The more extensive the bypass operation, the greater is the risk for complications and nutritional deficiencies. Patients with extensive bypasses of the normal digestive process require not only close monitoring, but also life-long use of special foods and medications.
Explore Benefits and Risks
Surgery to produce weight loss is a serious undertaking. Each individual should clearly understand what the proposed operation involves. Patients and physicians should carefully consider the following benefits and risks:
- Immediately following surgery, most patients lose weight rapidly and continue to do so until 18 to 24 months after the procedure. Although most patients then start to regain some of their lost weight, few regain it all.
- Surgery improves most obesity-related conditions. For example, in one study blood sugar levels of most obese patients with diabetes returned to normal after surgery. Nearly all patients whose blood sugar levels did not return to normal were older or had had diabetes for a long time.
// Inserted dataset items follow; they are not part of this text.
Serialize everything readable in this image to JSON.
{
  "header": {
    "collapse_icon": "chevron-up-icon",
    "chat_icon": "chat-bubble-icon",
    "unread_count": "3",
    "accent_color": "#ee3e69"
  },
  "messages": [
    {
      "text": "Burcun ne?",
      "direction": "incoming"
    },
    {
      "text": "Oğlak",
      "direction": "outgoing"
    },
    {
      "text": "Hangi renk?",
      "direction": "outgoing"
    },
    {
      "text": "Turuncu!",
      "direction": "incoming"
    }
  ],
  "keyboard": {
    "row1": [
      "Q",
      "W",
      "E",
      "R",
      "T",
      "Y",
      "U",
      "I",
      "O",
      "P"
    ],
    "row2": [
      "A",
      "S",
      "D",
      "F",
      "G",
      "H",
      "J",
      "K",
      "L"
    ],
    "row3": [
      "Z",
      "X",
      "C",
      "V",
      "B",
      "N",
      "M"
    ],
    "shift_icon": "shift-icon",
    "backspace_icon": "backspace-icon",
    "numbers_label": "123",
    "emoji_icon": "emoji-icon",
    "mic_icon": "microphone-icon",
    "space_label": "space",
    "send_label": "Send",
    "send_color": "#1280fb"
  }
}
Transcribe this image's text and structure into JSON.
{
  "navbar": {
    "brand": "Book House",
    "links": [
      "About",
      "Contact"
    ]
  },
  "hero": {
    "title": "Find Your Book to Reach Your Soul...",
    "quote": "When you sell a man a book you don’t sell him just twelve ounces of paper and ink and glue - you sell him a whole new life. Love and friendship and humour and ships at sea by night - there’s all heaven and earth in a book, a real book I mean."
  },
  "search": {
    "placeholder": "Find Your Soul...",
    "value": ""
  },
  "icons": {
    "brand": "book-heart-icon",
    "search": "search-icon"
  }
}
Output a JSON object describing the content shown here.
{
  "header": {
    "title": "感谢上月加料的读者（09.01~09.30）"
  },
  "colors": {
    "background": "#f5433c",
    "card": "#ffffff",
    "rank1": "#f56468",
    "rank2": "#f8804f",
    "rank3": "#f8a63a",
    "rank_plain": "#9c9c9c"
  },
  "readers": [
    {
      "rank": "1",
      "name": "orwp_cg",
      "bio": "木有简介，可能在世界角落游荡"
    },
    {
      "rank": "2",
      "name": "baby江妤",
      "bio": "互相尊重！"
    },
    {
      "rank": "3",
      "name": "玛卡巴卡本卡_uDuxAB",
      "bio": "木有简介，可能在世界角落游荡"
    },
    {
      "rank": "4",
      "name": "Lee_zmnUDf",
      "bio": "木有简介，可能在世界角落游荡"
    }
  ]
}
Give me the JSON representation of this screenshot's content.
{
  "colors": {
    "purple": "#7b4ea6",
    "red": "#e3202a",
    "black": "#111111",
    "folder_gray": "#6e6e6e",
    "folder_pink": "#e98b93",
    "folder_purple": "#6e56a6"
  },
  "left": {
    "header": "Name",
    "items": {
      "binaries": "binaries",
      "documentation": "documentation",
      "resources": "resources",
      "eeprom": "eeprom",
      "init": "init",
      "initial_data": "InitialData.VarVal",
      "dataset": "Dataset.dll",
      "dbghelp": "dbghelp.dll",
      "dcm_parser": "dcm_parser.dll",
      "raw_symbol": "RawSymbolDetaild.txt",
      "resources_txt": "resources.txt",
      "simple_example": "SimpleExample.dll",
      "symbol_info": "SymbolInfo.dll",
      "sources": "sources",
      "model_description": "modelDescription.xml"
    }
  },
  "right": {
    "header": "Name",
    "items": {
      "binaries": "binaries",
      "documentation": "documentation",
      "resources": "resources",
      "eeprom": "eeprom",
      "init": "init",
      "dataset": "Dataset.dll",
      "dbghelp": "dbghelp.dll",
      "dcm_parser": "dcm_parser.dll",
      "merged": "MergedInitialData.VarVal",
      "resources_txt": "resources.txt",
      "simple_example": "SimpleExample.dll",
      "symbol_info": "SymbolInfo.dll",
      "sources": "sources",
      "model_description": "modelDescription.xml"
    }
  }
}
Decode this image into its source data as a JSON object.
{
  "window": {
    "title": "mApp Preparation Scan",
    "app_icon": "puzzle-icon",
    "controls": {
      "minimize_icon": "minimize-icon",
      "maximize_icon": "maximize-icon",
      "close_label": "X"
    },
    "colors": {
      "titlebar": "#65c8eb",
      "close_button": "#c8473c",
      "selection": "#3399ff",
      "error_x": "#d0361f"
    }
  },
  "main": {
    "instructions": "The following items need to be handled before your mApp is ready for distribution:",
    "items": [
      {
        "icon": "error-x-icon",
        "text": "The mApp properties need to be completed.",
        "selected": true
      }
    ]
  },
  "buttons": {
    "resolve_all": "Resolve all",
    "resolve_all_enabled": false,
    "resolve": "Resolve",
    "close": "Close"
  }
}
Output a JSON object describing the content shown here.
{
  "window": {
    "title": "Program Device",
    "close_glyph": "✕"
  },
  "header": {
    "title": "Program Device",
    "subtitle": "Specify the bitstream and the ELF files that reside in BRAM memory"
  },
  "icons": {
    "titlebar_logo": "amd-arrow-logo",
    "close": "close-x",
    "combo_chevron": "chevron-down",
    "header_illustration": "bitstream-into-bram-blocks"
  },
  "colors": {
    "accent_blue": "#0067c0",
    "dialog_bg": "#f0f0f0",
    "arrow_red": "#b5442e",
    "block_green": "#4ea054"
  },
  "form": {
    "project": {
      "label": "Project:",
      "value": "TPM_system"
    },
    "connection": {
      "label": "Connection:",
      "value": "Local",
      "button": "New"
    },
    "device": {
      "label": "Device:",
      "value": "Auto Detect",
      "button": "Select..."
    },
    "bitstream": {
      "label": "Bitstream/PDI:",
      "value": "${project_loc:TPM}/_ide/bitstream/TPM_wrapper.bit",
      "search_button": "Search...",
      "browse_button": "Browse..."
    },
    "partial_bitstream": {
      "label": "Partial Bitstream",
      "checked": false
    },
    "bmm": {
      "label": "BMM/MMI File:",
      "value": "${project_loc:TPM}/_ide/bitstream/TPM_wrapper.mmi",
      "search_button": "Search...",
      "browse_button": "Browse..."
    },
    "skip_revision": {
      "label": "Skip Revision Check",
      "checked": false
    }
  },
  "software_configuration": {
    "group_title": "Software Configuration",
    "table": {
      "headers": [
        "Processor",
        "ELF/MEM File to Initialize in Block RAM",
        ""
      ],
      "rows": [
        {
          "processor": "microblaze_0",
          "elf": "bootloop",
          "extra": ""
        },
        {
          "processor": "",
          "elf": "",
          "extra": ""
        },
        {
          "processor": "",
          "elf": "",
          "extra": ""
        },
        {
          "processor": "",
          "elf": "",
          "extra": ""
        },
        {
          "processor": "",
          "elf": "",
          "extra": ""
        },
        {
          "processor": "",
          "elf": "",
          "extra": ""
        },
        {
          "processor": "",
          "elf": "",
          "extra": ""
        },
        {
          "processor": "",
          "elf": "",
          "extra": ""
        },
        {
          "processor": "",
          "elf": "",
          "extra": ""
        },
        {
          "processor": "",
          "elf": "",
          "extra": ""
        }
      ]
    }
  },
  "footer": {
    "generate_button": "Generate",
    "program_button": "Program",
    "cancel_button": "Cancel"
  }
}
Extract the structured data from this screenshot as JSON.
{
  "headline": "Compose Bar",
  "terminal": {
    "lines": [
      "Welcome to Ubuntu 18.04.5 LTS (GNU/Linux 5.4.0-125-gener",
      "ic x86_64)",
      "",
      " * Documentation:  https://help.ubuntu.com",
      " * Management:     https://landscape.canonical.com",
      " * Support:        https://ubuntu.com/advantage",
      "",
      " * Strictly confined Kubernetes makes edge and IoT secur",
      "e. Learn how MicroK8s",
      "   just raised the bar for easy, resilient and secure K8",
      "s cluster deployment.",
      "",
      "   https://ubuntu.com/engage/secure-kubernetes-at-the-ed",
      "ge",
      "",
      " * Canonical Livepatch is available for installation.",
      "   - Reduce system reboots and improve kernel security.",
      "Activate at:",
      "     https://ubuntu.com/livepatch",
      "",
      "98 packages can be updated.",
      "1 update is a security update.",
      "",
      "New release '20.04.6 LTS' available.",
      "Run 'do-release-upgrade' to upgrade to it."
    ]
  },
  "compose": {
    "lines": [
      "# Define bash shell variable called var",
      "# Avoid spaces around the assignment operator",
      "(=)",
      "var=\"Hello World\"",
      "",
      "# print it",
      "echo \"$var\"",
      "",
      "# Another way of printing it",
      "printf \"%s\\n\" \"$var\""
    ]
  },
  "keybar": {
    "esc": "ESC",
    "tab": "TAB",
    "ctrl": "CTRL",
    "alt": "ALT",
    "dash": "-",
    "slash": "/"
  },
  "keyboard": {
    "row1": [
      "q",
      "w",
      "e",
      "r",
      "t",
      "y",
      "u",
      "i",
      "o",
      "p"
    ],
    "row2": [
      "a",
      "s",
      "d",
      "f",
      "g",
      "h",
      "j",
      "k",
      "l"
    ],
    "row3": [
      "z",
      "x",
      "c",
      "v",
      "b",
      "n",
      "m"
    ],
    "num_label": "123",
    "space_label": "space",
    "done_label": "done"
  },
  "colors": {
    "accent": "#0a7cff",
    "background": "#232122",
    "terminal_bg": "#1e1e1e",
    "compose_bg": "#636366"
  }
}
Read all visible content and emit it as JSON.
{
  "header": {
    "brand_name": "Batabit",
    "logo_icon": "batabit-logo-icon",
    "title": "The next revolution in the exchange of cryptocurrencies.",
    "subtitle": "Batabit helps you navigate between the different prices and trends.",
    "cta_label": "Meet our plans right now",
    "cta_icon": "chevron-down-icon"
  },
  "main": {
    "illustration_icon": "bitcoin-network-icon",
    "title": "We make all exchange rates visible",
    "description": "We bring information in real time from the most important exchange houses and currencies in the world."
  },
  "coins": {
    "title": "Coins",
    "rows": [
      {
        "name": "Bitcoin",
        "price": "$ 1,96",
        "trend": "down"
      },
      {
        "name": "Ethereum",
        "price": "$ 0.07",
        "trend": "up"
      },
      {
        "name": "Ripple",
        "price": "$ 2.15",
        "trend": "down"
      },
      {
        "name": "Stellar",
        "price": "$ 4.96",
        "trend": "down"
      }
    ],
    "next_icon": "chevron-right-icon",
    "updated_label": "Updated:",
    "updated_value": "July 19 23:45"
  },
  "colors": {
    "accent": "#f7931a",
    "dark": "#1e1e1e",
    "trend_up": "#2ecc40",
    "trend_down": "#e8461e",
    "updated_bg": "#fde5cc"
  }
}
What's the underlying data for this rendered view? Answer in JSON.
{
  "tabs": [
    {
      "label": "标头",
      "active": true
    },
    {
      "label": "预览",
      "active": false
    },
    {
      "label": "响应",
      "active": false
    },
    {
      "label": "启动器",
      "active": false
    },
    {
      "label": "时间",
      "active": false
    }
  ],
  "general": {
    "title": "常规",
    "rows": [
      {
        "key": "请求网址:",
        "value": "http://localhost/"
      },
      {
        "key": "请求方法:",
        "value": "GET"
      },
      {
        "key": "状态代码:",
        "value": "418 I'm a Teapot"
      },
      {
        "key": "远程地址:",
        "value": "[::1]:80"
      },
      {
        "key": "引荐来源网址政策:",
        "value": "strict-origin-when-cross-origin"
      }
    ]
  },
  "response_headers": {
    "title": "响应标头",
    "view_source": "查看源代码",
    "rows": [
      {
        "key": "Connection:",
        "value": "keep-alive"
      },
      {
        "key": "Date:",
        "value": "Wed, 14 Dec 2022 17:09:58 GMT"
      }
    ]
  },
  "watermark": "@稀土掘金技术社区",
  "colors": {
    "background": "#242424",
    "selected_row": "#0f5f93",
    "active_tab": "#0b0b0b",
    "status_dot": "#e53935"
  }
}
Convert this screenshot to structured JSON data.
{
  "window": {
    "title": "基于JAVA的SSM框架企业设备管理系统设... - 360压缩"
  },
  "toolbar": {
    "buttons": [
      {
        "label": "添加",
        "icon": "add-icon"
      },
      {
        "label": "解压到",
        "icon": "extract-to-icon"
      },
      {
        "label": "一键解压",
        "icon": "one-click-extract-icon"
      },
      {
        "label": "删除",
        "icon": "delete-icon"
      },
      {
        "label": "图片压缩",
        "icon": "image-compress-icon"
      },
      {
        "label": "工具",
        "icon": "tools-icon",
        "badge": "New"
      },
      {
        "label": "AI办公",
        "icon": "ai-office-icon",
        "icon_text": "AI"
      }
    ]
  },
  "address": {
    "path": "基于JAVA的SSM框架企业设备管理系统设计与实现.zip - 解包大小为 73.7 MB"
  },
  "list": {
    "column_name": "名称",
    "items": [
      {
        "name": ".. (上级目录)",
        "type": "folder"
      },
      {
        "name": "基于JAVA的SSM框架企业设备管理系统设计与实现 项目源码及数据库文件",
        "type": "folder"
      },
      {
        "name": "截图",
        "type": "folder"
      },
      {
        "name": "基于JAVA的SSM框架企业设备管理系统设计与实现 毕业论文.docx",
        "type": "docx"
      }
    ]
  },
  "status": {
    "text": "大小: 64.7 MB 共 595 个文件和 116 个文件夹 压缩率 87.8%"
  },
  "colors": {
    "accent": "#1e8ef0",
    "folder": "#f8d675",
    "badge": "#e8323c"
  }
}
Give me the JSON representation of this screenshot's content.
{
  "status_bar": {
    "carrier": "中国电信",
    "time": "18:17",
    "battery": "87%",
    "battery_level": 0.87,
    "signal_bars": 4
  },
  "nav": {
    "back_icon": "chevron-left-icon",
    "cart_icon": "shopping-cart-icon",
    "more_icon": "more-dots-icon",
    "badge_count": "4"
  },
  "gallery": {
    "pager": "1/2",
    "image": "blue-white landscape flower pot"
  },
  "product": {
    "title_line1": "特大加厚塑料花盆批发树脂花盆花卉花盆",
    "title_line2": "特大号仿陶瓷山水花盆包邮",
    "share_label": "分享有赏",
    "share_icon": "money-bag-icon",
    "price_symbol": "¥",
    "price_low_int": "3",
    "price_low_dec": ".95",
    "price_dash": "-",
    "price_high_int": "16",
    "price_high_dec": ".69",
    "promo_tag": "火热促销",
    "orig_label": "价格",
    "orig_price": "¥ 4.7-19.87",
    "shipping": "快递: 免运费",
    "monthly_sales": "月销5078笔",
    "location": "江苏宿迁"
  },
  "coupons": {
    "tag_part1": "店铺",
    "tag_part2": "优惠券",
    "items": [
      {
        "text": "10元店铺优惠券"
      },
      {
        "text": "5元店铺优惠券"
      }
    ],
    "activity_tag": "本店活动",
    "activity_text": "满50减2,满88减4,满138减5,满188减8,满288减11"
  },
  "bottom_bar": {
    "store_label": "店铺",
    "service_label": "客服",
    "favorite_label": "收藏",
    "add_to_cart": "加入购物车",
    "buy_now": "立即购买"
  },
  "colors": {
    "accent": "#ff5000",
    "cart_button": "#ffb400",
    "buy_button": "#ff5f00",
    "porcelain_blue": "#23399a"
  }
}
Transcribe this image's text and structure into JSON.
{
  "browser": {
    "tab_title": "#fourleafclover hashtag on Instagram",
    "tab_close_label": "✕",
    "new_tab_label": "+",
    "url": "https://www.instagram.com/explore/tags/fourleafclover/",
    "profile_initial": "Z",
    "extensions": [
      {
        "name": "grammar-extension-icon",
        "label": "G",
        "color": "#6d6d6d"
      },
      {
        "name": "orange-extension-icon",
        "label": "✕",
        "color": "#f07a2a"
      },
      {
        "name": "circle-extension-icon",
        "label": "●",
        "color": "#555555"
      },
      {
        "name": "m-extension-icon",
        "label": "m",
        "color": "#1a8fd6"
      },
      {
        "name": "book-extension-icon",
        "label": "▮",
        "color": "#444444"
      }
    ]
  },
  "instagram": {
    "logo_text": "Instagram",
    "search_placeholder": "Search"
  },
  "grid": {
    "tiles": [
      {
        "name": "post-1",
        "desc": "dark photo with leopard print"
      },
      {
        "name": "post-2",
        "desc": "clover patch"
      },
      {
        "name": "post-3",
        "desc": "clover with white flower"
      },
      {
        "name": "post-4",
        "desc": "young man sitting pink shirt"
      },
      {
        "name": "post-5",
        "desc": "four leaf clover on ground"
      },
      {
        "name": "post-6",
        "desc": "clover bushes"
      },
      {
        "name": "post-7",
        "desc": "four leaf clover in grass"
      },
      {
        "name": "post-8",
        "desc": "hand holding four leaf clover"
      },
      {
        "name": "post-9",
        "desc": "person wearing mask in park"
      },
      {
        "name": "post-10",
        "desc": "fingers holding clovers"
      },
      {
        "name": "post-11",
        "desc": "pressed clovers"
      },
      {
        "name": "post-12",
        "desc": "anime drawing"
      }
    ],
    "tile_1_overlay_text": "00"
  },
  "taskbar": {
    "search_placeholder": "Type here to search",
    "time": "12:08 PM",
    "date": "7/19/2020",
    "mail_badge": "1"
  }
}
- Ten to 20 percent of patients who have weight-loss operations require follow-up operations to correct complications. Abdominal hernias are the most common complications requiring follow-up surgery. Less common complications include breakdown of the staple line and stretched stomach outlets.
- More than one-third of obese patients who have gastric surgery develop gallstones. Gallstones are clumps of cholesterol and other matter that form in the gallbladder. During rapid or substantial weight loss a person’s risk of developing gallstones is increased. Gallstones can be prevented with supplemental bile salts taken for the first 6 months after surgery.
- Nearly 30 percent of patients who have weight-loss surgery develop nutritional deficiencies such as anemia, osteoporosis, and metabolic bone disease. These deficiencies can be avoided if vitamin and mineral intakes are maintained.
- Women of childbearing age should avoid pregnancy until their weight becomes stable because rapid weight loss and nutritional deficiencies can harm a developing fetus.
Is the Surgery for You?
For patients who remain severely obese after nonsurgical approaches to weight loss have failed, or for patients who have an obesity-related disease, surgery may be the best next step. But for other patients, greater efforts toward weight control, such as changes in eating habits, behavior modification, and increasing physical activity, may be more appropriate.
Answers to the following questions may help in your decision to undergo surgery for weight loss.
- Unlikely to lose weight successfully with (further) nonsurgical measures?
- Well informed about the surgical procedure and the effects of treatment?
- Determined to lose weight and improve your health?
- Aware of how your life may change after the operation (adjustment to the side effects of the surgery, including need to chew well and inability to eat large meals)?
- Aware of the potential for serious complications, the associated dietary restrictions, and the occasional failures?
- Committed to lifelong medical follow-up?
- Have a BMI of 40 or more?
- Have an obesity-related physical problem (such as body size that interferes with employment, walking, or family function)?
- Have high-risk obesity-related health problems (such as severe sleep apnea or obesity-related heart disease)?
Remember: There are no guarantees for any method, including surgery, to produce and maintain weight loss. Success is possible only with your fullest cooperation and commitment to behavioral change and medical follow-up–and this cooperation and commitment should be carried out for the rest of your life.